[Info-vax] Reimplementing VMS, was: Re: HP adds OpenVMS Mature Product Support beyond the end of Standard Support
David Froble
davef at tsoft-inc.com
Sat Feb 1 14:38:06 EST 2014
Simon Clubley wrote:
> On 2014-01-31, Craig A. Berry <craigberry at nospam.mac.com> wrote:
>> On 1/30/14, 3:44 PM, Keith Parris wrote:
>>> The OpenVMS doc. set is insulted by being compared to man pages. :-)
>>> Take a look for yourself, at http://h71000.www7.hp.com/doc/os84_index.html
>>>
>>> It provides a detailed description of all the APIs -- both system
>>> services and run-time libraries. There is enough detail that you know
>>> exactly how VMS is supposed to act, and enough that you wouldn't have to
>>> know how VMS itself does it in order to replicate the same behavior.
>> The VMS docs are great, but even with VMS the reference implementation
>> is the only authority for how things actually work. Just the other day I
>> got a return value of SS$_INVFILFOROP from SYS$CHECK_ACCESS, which is
>> not one of the documented return values for that service. Surely there
>> are dozens or hundreds of corner cases like that such that a
>> reimplementation from the docs would have lots and lots of subtle
>> differences that would make bringing over to NewVMS an application of
>> any complexity difficult and risky.
>>
>
> I'm not seeing the problem here.
>
> If NewVMS only returns the status values published in the public VMS
> documentation, then code written to the public documentation specification
> will work ok.

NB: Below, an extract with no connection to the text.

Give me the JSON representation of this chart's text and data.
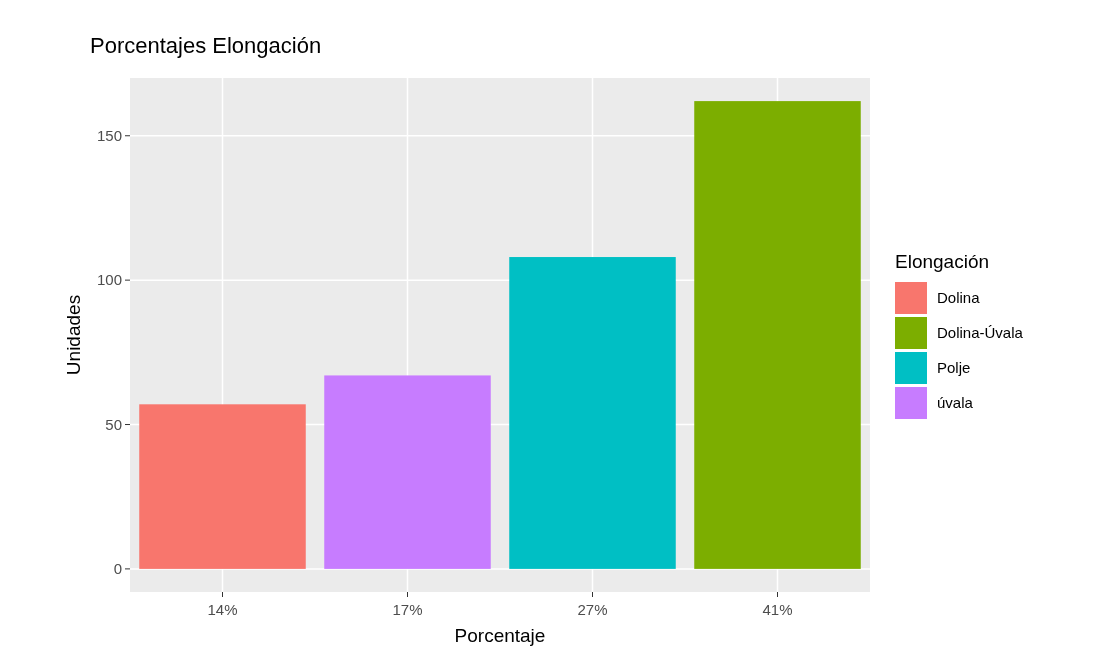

At worse you would have redundant code in the user
> application to handle a extra status value not returned by NewVMS.
>
> OTOH, if the user application was using the unpublished status value
> instead of the published one then you could have a problem, but that's
> the kind of application which could break on a VMS upgrade if they
> relied on undocumented features.
>
>> This assuming that the gigabucks and/or scores of well-qualified
>> volunteers with lots of time on their hands suddenly materialize.
>
> You also need to either find people who have not been contaminated by
> access to the VMS source code or to be able to demonstrate a development
> methodology by which none of that contaminated information was used
> in NewVMS.
>
> I keep going on about this contaminated information concept because it's
> _very_ _very_ important in a project of this nature and needs to be
> handled as part of the project management.
>
> Simon.
>
I see where you're going with "contaminated". I'm not sure how much of
an issue it may be.
I'd guess that if such issues arise, the fight would occur in the USA.
At such a time, it might depend more on politics than law. Sure, if
there is specific documents that an individual signed (contract), then
it might be simple. Otherwise, things become more tangled.
On of the flaws of the US justice system is, you don't have to have a
valid case in order to file a law suit, and if the defendent doesn't
contest it, you can get a default judgement. Yeah, it's that screwed up.
Probably most of the time, the law will defend an individual's right to
work at a job. Unless it violates some specific contracts.
Otherwise, I'd guess (not that that means much) that any burden would
rest with the party bringing the suit, and and such burden might be
rather heavy.
So yeah, if there are specific contracts, though most have time limits,
there could be issues, but otherwise, I doubt there would be any way, in
the USA, of stopping an individual from obtaining work using his past
skills. Other than spending a bunch of money on harassment. Somehow, I
don't see HP spending any money on VMS.